This is the pipe mill[1] pattern. As you say, you can use it to mimic function composition from a functional paradigm. It can make for some elegant solutions to dealing with streams of data.
The issue is that pipe mills are very slow.

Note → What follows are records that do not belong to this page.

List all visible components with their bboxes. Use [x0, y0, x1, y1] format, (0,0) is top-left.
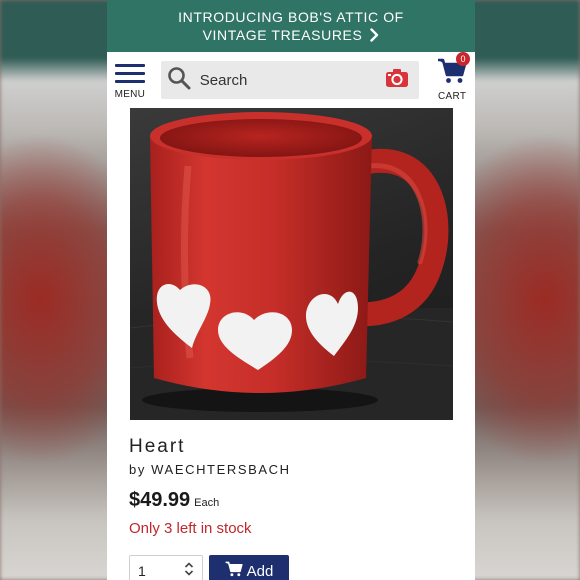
add-to-cart-button[interactable]: Add: [209, 555, 289, 580]
mobile-page: INTRODUCING BOB'S ATTIC OF VINTAGE TREAS…: [107, 0, 475, 580]
stepper-icon[interactable]: [184, 561, 194, 580]
brand-prefix: by: [129, 462, 146, 477]
promo-line-2-wrap: VINTAGE TREASURES: [203, 26, 380, 44]
cart-label: CART: [437, 91, 467, 102]
price-unit: Each: [194, 497, 220, 509]
promo-line-1: INTRODUCING BOB'S ATTIC OF: [178, 9, 404, 25]
cart-count-badge: 0: [456, 52, 471, 66]
product-image[interactable]: [130, 108, 453, 420]
chevron-right-icon: [370, 28, 379, 42]
search-input[interactable]: Search: [200, 72, 385, 89]
quantity-value[interactable]: 1: [138, 563, 146, 579]
stock-note: Only 3 left in stock: [129, 520, 252, 537]
menu-label: MENU: [114, 89, 146, 100]
quantity-stepper[interactable]: 1: [129, 555, 203, 580]
promo-banner[interactable]: INTRODUCING BOB'S ATTIC OF VINTAGE TREAS…: [107, 0, 475, 52]
product-price: $49.99 Each: [129, 489, 219, 512]
cart-icon: [225, 561, 243, 580]
menu-button[interactable]: MENU: [113, 60, 147, 100]
hamburger-menu-icon: [114, 64, 145, 83]
product-title: Heart: [129, 436, 186, 457]
search-bar[interactable]: Search: [160, 61, 420, 99]
site-header: MENU Search 0 CART: [107, 52, 475, 108]
add-button-label: Add: [246, 562, 274, 580]
price-amount: $49.99: [129, 489, 191, 511]
search-icon: [167, 66, 191, 95]
cart-button[interactable]: 0 CART: [435, 52, 471, 102]
brand-name[interactable]: WAECHTERSBACH: [151, 462, 291, 477]
promo-line-2: VINTAGE TREASURES: [202, 27, 363, 43]
product-brand-line: by WAECHTERSBACH: [129, 462, 291, 477]
camera-icon[interactable]: [385, 68, 409, 93]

$ mill() { while read -r line; do echo $line; done }
$ export FIVE_MEGS=$(( 5 * 1024 ** 2 ))
$ time yes | mill | pv -S -s "$FIVE_MEGS" > /dev/null
5.00MiB 0:00:23 [ 221KiB/s] [============>] 100%
real 0m23.084s
user 0m14.121s
sys 0m26.780s
$ time yes | pv -S -s "$FIVE_MEGS" > /dev/null
5.00MiB 0:00:00 [6.55GiB/s] [============>] 100%
real 0m0.005s
user 0m0.000s
sys 0m0.006s
Even Python loops are faster.
$ export PYLOOP="from sys import stdin
for line in stdin:
print(line)"
$ time yes | python3 -c "$PYLOOP" | pv -S -s "$FIVE_MEGS" > /dev/null
5.00MiB 0:00:00 [67.1MiB/s] [============>] 100%
real 0m0.082s
user 0m0.071s
sys 0m0.019s
The issue is that pipe mills are very slow.